For all four, a full majority of Canadians from outside Quebec indicated these religious symbols should be allowed in these public venues with roughly one-third disagreeing.


Paying the Price

Quebecers recognize there is a political cost associated with proceeding with the Charter of Quebec Values. When asked what kind of impact they think this initiative will have on Quebec’s image in various places, Quebecers:

  • anticipate a negative impact in the Middle East (58% negative, 9% positive) and Asia (16% negative, 25% positive);
  • are essentially divided on the impact it is likely to have elsewhere in Canada (33% positive, 35% negative) and in Latin America;
  • anticipate a net positive impact on Quebec’s image in Europe (41% positive, 15% negative) and the United States (32% positive, 16% negative), with a plurality opting for a “neutral” impact in both these cases.

There is also a lot of concern about the impact closer to home on minority relations within the province.  Quebecers were equally likely to agree as disagree (49% agree, 51% disagree) with the statement:

“Instituting a secular Charter of Quebec Values will irreparably damage relationships with religious minorities in Quebec.”

Other Canadians are even more convinced this will be the case (74% agree).


Protecting Quebec’s Identity 

Quebecers profess some important cultural anxieties and aspirations that drive their support for the Charter of Quebec Values initiative. The poll included a number of attitudinal statements to further probe the mindsets behind the views on this issue.
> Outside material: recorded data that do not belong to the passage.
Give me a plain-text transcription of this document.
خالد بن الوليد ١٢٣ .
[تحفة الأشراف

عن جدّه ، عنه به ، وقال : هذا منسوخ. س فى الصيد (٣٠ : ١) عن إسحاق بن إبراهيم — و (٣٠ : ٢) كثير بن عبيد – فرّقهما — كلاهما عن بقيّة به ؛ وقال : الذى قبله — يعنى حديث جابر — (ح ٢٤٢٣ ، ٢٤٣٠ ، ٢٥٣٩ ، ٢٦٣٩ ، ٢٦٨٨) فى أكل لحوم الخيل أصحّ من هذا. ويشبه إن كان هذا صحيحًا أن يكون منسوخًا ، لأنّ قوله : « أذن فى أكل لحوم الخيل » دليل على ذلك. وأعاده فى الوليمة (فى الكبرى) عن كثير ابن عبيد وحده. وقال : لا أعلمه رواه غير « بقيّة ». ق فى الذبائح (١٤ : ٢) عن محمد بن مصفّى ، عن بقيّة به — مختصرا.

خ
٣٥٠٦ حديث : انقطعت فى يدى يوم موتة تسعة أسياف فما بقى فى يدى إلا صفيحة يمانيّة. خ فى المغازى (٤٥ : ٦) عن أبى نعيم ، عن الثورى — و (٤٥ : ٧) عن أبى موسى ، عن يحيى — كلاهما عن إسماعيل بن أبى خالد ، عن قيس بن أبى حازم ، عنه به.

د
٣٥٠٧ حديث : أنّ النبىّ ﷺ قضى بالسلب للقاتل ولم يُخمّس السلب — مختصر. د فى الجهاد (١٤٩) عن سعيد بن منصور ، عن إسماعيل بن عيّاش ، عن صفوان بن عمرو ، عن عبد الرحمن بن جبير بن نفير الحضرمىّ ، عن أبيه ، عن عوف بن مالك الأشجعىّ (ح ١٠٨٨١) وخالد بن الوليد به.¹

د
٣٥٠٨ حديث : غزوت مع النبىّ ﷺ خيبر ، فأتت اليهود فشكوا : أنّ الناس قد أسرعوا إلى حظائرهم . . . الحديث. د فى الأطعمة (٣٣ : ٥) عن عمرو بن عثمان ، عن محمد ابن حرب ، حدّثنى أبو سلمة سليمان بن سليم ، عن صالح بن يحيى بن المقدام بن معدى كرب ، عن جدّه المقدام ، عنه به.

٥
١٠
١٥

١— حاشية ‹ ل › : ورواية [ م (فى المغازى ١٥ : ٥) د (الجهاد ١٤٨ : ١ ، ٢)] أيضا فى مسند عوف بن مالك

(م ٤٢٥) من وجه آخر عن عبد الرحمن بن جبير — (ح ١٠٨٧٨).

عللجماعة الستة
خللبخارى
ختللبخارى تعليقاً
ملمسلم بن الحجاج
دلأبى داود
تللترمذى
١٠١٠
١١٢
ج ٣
Consider the following:

  • “Creating a Charter of Quebec Values will bring harmony and a renewed sense of identity to Quebec society.”

Quebecers voice solid agreement (63%) with a key argument in support of the Charter, that it will usher in a new era of renewed Quebec identity. Other Canadians don’t see this (76% disagree with the statement).

  •  “Quebec culture needs protection.”

There is very strong support for this cultural protection argument among Quebecers (86%). Other Canadians tend to disagree (60% disagree with the statement, though 40% agree). 

  • “Minorities need to do more to fit in with the mainstream in my province”. 

Quebecers are almost unanimous in agreement (86%) – and this is very much shared ground with their counterparts in other parts of Canada (71% of non-Quebecers also agreed with this statement).


Overall Support for the Charter of Quebec Values  

Two-thirds of Quebecers (65%) express overall support for a Charter of Quebec Values, with the largest group (35%) offering strong support.

Support is particularly robust among the following quarters within Quebec: outside Montreal, those over 35, years of age, and PQ and CAQ supporters.

Other Canadians, meanwhile, are opposed to a Charter of Quebec Values by a margin exceeding two-to-one (44% to 20% support), with a full third outside Quebec unsure what they think about this proposal.

 Full Report, Detailed Tables and Methodology

From September 6th to 10th,
2013, Angus Reid Global conducted an online survey among 2,025 randomly selected Canadian adults who are Angus Reid Forum panelists. 1,011 were surveyed within Quebec and 1,014 across the rest of Canada. Both samples were weighted by demographic characteristics and voting behaviour, and overall regional weights were applied to adjust for the intentional over-sampling within Quebec. The margin of error – which measures sampling variability – is +/- 3%.